Au-delà de son aspect cérémonial, la rencontre d’hier a mis en lumière la stratégie d’un parti résolu à maîtriser chaque étape du scrutin. Entre gestion millimétrée de la communication et combat contre l’abstention, Ongola s’impose comme l’un des terrains politiques les plus sensibles du moment.
En apparence discret, le lancement, le 17 novembre à Yaoundé, de la campagne pour l’élection des conseillers régionaux du 30 novembre 2025 par le Rdpc revêt en réalité une portée bien plus significative que ne le laisse supposer le simple protocole.
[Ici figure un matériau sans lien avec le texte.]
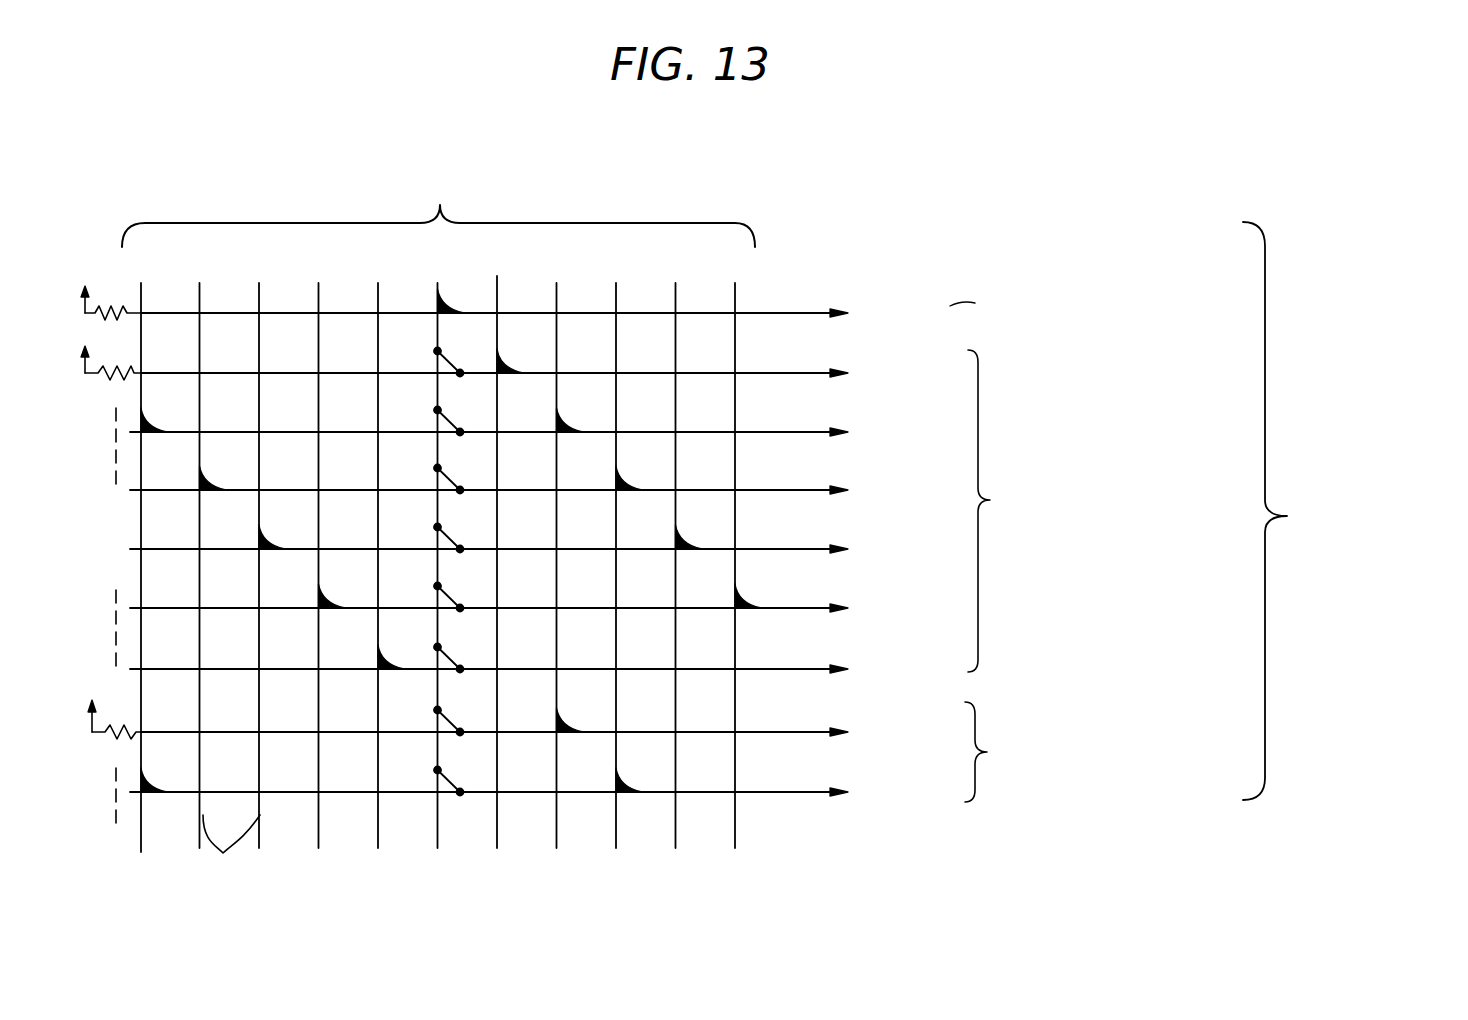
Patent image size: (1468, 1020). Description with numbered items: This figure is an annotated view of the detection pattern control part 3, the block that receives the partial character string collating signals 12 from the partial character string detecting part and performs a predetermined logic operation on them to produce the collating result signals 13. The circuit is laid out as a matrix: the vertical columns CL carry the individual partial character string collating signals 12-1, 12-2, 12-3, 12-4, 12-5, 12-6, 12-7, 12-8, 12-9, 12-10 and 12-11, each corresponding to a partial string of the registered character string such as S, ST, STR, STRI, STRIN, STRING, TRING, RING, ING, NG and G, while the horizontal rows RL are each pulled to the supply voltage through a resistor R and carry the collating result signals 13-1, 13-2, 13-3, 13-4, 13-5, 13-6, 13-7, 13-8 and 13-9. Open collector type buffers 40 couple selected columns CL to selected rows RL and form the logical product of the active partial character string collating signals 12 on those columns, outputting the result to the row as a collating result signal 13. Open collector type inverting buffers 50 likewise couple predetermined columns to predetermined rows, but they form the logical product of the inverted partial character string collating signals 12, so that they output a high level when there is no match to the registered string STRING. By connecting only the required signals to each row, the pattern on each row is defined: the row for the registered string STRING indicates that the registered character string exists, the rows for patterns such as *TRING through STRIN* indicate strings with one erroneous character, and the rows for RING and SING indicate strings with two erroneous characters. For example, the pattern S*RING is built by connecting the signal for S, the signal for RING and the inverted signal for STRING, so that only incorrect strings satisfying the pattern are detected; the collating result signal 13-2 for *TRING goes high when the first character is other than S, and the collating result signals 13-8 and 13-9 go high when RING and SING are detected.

The detection pattern control part 3 is at (292, 192).
The partial character string collating signals 12 is at (735, 291).
The partial character string collating signal 12-1 is at (118, 567).
The partial character string collating signal 12-2 is at (178, 565).
The partial character string collating signal 12-3 is at (237, 565).
The partial character string collating signal 12-4 is at (296, 565).
The partial character string collating signal 12-5 is at (356, 565).
The partial character string collating signal 12-6 is at (415, 565).
The partial character string collating signal 12-7 is at (519, 561).
The partial character string collating signal 12-8 is at (541, 565).
The partial character string collating signal 12-9 is at (595, 565).
The partial character string collating signal 12-10 is at (656, 565).
The partial character string collating signal 12-11 is at (714, 565).
The collating result signals 13 is at (808, 312).
The collating result signal 13-1 is at (558, 305).
The collating result signal 13-2 is at (542, 365).
The collating result signal 13-3 is at (537, 424).
The collating result signal 13-4 is at (536, 482).
The collating result signal 13-5 is at (540, 541).
The collating result signal 13-6 is at (536, 600).
The collating result signal 13-7 is at (535, 661).
The collating result signal 13-8 is at (541, 725).
The collating result signal 13-9 is at (535, 784).
The open collector type buffer 40 is at (447, 308).
The open collector type inverting buffer 50 is at (451, 362).
The resistor R is at (111, 512).
The row RL is at (757, 669).
The column CL is at (231, 854).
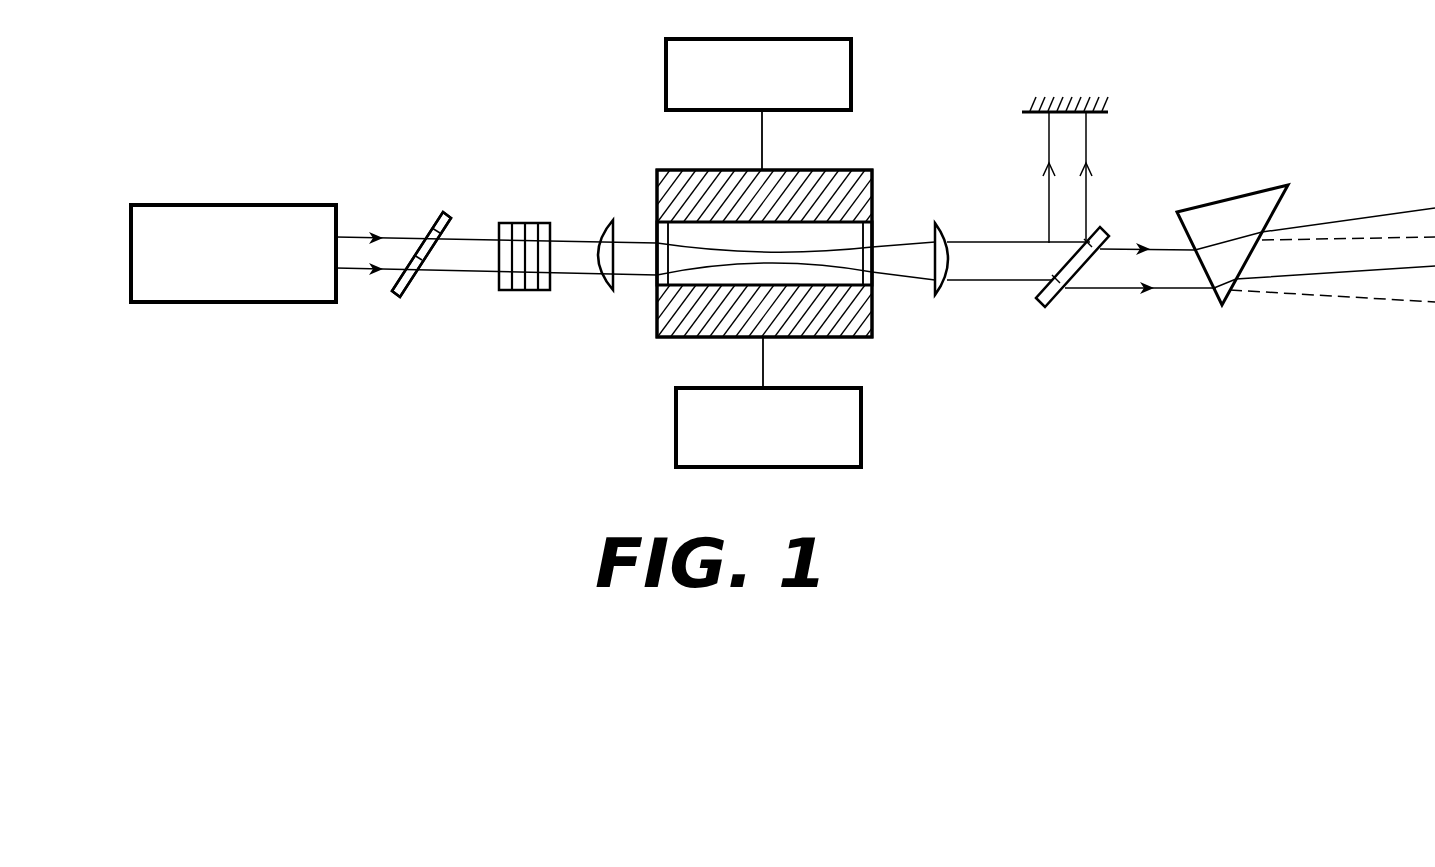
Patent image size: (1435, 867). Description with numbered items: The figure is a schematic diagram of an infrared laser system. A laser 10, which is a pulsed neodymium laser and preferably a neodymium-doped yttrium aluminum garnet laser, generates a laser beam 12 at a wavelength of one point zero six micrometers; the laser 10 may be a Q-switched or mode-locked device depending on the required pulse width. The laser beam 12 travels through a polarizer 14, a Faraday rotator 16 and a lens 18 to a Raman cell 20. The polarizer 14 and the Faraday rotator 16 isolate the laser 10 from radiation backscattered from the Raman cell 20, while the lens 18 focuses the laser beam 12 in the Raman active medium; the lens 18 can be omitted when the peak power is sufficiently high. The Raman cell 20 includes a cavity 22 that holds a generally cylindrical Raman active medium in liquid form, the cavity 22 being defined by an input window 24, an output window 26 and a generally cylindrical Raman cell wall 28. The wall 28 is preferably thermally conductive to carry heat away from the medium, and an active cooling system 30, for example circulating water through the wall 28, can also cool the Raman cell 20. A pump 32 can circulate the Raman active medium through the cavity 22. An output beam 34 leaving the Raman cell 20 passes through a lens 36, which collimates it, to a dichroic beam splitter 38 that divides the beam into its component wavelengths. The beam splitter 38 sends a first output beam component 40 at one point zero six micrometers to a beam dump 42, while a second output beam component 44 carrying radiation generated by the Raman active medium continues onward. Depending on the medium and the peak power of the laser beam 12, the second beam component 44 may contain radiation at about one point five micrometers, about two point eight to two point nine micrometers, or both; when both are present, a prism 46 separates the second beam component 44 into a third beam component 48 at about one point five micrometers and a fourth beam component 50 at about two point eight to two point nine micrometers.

Pour présider l’événement, le ministre de l’Éducation de base, Pr Laurent Serge Etoundi Ngoa, en sa qualité de chef de la Délégation permanente départementale du comité central pour le Mfoundi. Une figure dont le poids politique ne cesse de s’affirmer dans la capitale. À ses côtés, un parterre de responsables : membres du gouvernement, parlementaires, maires, chefs traditionnels, élites du département, cadres de l’administration et candidats aux régionales. Si l’objectif affiché était de lancer officiellement la campagne de l’élection des Conseillers régionaux l’enjeu réel était ailleurs : repositionner le Mfoundi dans une séquence politique où la décentralisation commence enfin à produire ses effets. Pour éviter tout dérapage, des consignes strictes ont été données : faire preuve de discipline, renforcer la cohésion, maîtriser la visibilité et rester proches des électeurs afin de renouveler leur confiance envers la liste conduite par Gilbert Tsimi Evouna.
Dans son adresse, retransmise en style indirect, le Pr Etoundi Ngoa a insisté sur le fait que « la victoire ne se décrète pas ; elle se construit ». Un rappel adressé aussi bien aux neuf candidats, aux sept maires et aux chefs traditionnels qu’aux électeurs, dans un contexte où les structures locales du parti ont connu ces derniers mois des rivalités internes et des tensions de leadership entre sections. Plusieurs cadres présents reconnaissaient hier que le parti vise à éviter l’abstention record qui avait marqué le précédent scrutin régional, phénomène qui affaiblit automatiquement la légitimité d’une institution encore fragile. « Cette fois, il faut mobiliser autrement », glissait un responsable de section, convaincu que l’électeur urbain attend davantage qu’une présence symbolique : une offre politique claire, une articulation visible entre région, commune et État central.
Calculs politiques
Derrière ce moment, se profile une réalité souvent éclipsée par l’actualité nationale : le Centre comme le reste de régions dispose depuis 2020 d’un Conseil régional, et son tout premier président, Gilbert Tsimi Evouna, ancien délégué du gouvernement auprès de la Communauté urbaine de Yaoundé, reste une figure incontournable. Ses actions, parfois critiquées, parfois saluées, ont servi de test grandeur nature pour cette nouvelle institution. Le Rdpc le sait, la succession à ce poste stratégique, au cœur de la capitale politique du pays, est observée de près par les élites comme par les militants. Le parti ne veut pas laisser cet enjeu se cristalliser publiquement, mais chacun sait qu’il constitue un test majeur de cohésion : le Centre n’élit pas seulement des conseillers, il valide aussi, en creux, un leadership régional. Hier, le parti a montré une image de maîtrise. Pas de débordements, pas d’effusions militantes, mais un dispositif resserré, méthodique, presque technocratique. L’atmosphère était moins euphorique que concentrée. Une approche révélatrice de la manière dont le Rdpc veut aborder cette échéance : contrôler, canaliser et anticiper.